Consider the 18 above quotations on the non-applicability, to Indian reserved water rights, of the use-it-or-lose-it principal that comes from state prior appropriation law. Consider, also, the above statement derived from Stanley Polack by the U. of Michigan. Then consider the following three important quotations. They and the above 18 demonstrate the subordination, subversion, deception, and dishonesty swirling around Mr. Pollack’s control over Navajo water rights.

I. Stanley Pollack, 1997, in Santa Fe, Declaring a Navajo Colorado River claim of “no less than 5,000,000 acre feet.”

Still unquantified and conceded to be potentially huge, the Navajo Tribe's water rights claim could cut into the Colorado River apportionment of four states: Arizona in the Lower Basin and New Mexico, Colorado and Utah in the Upper Basin, with the major burden on Arizona.

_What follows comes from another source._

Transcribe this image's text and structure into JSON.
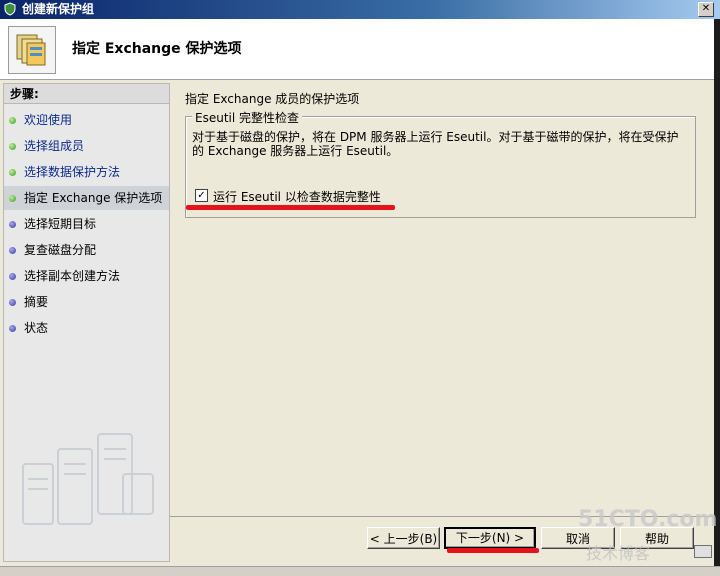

The reservation is 25,000 square miles and is located entirely within the Colorado River basin. Its western boundary is the mainstem of the Colorado River, and two tributaries, the San Juan and the Little Colorado rivers, flow through tribal land.

Some officials have speculated on what the Navajo claim might be. Noting two such publicized figures, about two maf and five maf, Stanley Pollack, special counsel for the Navajo Tribe, remarked at the conference that he is unable to figure a claim under five maf. Pollack referred to the Navajo Tribe with its unquantified water rights as a "sleeping giant" and viewed Indian water right claims as possible "compact busters."
II. Declarations in the Two Colorado River Compacts (1922 and 1948) of there not affecting U.S. obligations to Indian tribes:

1. “Nothing in this compact shall be construed as affecting the obligations of the United States of America to Indian Tribes.” Article VII, Colorado River Compact, 1922.

2. “Nothing in this compact shall be construed as: (a) Affecting the obligations of the United States of America to Indian Tribes.” Article XIX (a) Upper Colorado River Basin Compact, 1948.

It is indeed unfortunate that an informational “iron curtain,” primarily but not solely of Stanley Pollack’s design, surrounds the Navajo Nation and keeps out major truths about water rights. This reality reduces the leadership’s access to a wholly truthful interpretation and understanding of the Navajo Nation’s water rights potential, which is far greater than they have been told.

All this merely adds to the sinking feeling our people have, as long as Stanley Pollack and his team are in control of our water and therefore our very lives as a separate people.

Yes! The Opportunity is there!
Now, more than ever, our people need heroes.
You delegates, despite the cloud of suspicion hanging
over you, have an opportunity to be among those Diné of the
past who are revered for their selfless actions for our people.
To stand up against the corporate and state control and
pressure being exercised against you through DOJ, and its
Water Rights Commission puppets, is an opportunity.
Some of us are even receiving credible information that
the precipitous criminal arraignments against most of you
were speeded up by DOJ to help pressure you into voting for
the fatally flawed Northeastern Arizona Indian Water
Rights Settlement.
The people will be obliged to the Council for halting this
version of the settlement. And, we will publish the vote so the
people may know who supports the people’s desires for
renewed, informed, honest, and representative negotiations.
We plan to present the details of those desires on November
4th. Who among you will affirm the People’s report? Ahéhee.